Other Discussion Points We Hear:
- Employees and companies want more room for distancing. They want suburban space, parks, gardens, etc.
- Quoting Eddie Albert’s and Eva Gabor’s give-and-take in the Green Acres theme song (1960s TV):
Eddie: “The chores.”
Eva: “The stores.”
Eddie: “Fresh air.”
Eva: “Times Square.”
- High-rises and their elevators could be in trouble to some extent, virus or vaccine. Picture an elevator lobby in a 50-story building at 8am and 5pm. No one has a good answer to this and everyone knows it will be a big problem.

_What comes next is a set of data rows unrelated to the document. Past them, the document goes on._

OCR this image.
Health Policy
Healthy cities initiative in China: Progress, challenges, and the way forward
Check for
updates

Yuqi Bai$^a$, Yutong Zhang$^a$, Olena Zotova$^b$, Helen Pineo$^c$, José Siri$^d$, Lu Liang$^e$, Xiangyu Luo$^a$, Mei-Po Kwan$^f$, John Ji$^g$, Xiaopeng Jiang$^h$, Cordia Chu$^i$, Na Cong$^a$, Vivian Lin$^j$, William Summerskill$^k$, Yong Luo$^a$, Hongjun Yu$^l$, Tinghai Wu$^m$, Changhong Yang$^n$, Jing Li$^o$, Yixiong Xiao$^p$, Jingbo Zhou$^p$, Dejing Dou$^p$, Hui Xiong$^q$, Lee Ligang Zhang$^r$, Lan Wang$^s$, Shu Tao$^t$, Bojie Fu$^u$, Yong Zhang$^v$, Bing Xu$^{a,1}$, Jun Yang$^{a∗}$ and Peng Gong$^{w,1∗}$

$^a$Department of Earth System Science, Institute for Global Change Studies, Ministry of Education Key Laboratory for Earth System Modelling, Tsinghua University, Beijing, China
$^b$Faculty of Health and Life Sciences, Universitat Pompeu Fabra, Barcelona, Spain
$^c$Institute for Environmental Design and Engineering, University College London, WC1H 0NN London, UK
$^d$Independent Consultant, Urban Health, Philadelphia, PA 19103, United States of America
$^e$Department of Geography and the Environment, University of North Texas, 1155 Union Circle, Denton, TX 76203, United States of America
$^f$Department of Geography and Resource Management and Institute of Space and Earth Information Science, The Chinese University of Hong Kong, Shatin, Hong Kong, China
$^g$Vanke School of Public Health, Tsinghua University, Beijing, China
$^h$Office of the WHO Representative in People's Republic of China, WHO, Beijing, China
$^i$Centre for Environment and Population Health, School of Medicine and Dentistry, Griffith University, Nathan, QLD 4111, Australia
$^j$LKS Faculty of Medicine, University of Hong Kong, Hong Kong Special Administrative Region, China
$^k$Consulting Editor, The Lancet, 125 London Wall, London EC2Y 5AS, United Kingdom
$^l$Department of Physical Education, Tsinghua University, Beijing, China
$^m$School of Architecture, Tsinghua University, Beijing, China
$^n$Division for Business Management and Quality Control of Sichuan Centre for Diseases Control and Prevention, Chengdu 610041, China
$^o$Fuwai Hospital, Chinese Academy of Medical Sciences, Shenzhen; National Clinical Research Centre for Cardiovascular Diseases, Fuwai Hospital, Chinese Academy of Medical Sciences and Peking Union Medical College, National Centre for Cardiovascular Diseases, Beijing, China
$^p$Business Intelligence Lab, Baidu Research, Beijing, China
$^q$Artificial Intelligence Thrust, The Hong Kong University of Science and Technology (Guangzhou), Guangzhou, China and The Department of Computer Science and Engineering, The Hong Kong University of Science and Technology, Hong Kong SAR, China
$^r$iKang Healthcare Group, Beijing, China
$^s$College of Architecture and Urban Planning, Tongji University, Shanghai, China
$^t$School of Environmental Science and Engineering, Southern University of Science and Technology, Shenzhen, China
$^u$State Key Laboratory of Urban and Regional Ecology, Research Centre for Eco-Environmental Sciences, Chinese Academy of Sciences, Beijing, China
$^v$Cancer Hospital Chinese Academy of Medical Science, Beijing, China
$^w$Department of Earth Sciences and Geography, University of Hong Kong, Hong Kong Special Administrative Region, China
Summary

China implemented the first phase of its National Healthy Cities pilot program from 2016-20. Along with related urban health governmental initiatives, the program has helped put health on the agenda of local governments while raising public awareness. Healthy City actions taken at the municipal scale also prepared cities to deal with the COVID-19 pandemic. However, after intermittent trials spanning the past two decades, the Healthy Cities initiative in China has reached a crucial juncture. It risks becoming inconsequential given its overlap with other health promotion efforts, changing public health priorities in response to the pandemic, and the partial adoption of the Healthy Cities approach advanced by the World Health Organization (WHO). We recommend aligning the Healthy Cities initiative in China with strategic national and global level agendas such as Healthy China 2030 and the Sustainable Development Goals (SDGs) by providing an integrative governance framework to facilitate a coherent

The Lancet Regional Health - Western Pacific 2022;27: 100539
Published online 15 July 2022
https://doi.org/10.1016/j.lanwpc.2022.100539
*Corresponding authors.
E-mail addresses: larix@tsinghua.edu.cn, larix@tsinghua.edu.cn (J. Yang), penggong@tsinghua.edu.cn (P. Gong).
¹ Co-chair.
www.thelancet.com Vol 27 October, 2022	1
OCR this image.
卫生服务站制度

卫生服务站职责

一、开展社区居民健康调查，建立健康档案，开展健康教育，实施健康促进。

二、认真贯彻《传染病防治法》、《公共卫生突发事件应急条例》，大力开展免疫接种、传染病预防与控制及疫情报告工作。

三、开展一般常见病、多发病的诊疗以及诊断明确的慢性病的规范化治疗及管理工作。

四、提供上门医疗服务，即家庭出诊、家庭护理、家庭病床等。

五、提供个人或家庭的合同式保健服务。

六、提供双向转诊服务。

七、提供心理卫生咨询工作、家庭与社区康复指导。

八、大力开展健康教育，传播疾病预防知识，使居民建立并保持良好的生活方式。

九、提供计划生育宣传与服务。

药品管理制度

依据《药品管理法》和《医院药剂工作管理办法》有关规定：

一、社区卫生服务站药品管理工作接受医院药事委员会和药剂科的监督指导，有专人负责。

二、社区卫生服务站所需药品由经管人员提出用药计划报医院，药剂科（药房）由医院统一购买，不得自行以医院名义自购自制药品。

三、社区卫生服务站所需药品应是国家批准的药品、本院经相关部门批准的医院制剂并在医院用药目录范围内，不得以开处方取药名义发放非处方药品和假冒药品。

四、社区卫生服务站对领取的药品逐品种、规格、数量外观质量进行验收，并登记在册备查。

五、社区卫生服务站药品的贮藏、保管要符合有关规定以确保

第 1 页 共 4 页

- Empty ground floor retail, without retail tenants to lease it, could be a good office alternative. Starting to hear about this. It makes sense.
- High ceiling, air conditioned, warehouses used as offices, even with 2/1000 car parking might work for office tenants in the next cycle.
- No one is really sure if people will come back to their office spaces. But they probably won’t be close together. Not sure companies will want to lease bigger spaces to create room vs. send a few more employees into the remote world. But we really don’t see a net increase in total square footage leased because of distancing. We think remote working will offset the new demand.
- Many office landlords and their brokers are thinking, “This will all pass and everything will go back the way it was.” We think they are overly optimistic. Consequently, asking rates are going down a little, like single digits on Class A direct space. Not a lot. But we are finding sublease in the same buildings at discounts as big as 50%.
- Commercial real estate brokerage offices are a tale of two divisions. Office brokers are twiddling their thumbs with nothing to do. Industrial brokers are getting 2 to 3 times as many space requests as they did pre-pandemic.
One thing that is going on around here. We don’t recall a time in the past 30 years where everyone in business, but not in commercial real estate, knew so much about commercial real estate conditions.